In a bigcorp MDM domain, your EV cert allowing you to speak as @bigcorp_pr or whatever, would just get MDM-installed onto your device and you'd never even think about it. You'd just know that you actually can't log into that BlueSky account on any non-company device, despite knowing the password to the account, because no other device has the cert installed.
> and I'm not convinced it would do anything to stop determinated bad actors.
It does as much and as little as what BlueSky's announced approach — have human moderators check identity verifications using their common sense — does.
That's all EV validation is, in the end: collecting a bunch of information and then having a human look at it and say "yeah, this is really who should be getting certified to say they own this domain" or "no, this seems to be some kind of domain hijacking attempt." (Or even "this domain seems created to typosquat a popular brand, so I'm not granting the cert, even if the person really does own the domain." Denying typosquatters EV certificates is/was an explicit feature of most CAs' EV processes — although the term "typosquatting" hadn't been coined yet, so it was referred to as "trademark protection" or somesuch.)

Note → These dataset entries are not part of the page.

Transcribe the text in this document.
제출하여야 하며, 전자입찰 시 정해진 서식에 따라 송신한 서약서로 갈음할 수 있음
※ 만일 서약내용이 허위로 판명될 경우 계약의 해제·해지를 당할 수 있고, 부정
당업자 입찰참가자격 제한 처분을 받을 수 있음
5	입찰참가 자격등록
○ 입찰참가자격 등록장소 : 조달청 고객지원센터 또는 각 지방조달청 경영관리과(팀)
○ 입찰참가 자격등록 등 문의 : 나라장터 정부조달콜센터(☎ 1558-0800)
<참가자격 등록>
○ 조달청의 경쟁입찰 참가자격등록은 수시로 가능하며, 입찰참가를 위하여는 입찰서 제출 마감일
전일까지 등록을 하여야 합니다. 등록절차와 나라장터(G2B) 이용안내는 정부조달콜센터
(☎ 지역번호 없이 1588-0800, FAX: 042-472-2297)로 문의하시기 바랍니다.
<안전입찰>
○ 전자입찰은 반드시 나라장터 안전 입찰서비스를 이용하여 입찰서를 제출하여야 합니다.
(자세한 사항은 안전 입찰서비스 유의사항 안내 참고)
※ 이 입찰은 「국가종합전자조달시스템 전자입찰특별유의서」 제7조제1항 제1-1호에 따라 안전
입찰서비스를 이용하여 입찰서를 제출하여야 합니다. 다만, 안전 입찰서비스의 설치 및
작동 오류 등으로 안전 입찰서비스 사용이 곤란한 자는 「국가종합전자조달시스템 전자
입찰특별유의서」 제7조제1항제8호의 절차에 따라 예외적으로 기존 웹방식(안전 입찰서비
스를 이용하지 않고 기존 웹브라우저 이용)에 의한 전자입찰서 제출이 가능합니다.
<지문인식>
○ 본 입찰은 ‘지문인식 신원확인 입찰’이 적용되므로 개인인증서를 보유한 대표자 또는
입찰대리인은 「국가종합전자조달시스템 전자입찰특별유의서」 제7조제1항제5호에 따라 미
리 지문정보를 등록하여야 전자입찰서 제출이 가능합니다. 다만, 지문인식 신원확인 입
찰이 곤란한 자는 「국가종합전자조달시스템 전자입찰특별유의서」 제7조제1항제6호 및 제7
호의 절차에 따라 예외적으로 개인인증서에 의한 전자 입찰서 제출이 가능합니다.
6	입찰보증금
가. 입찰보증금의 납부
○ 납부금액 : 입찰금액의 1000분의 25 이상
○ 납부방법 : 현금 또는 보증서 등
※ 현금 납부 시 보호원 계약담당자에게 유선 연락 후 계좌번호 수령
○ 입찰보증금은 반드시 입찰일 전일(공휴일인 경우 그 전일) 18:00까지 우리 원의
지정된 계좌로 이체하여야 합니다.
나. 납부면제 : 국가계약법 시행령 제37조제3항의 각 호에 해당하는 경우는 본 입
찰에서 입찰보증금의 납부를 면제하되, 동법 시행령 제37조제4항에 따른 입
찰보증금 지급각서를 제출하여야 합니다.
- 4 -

The only difference, in leaning on X.509 infrastructure to do this, would be that you wouldn't have to rely on "BlueSky moderators" as your only group of people willing to put their reputations on the line to assert "yeah, this is who they say they are; they're really in charge of this business; and this business is a real thing—the one you'd think of when you see the name." You can go out and ask any company specialized in "having a reputation for making identity-validation assertions that everyone trusts" (i.e. an X.509 CA) to do it for you.
Not a good look.
Domain verification was genuinely all the verification needed. This checkmark system is just a copy-paste troublemaker from Twitter, and we all saw how well that turned out whenever a celebrity or billionaire's account got hacked to shill grifto schemes. Training users to only look for a symbol just desensitizes them to the complexities of identity and sanctioned speech.
This is what their users are looking for. They don't want complexity, they want to know who they're supposed to listen to.
That said, your gray-status is exactly why I long since stopped pointing out that's what people want, and instead shifted my argument towards educating readers why that's bad. The dearth of informed electorates is a crisis plaguing humanity as a whole, and we sorely need to start shining a light on the practices that create this harm ("answer engines") rather than shaming users that engage with those traps alone.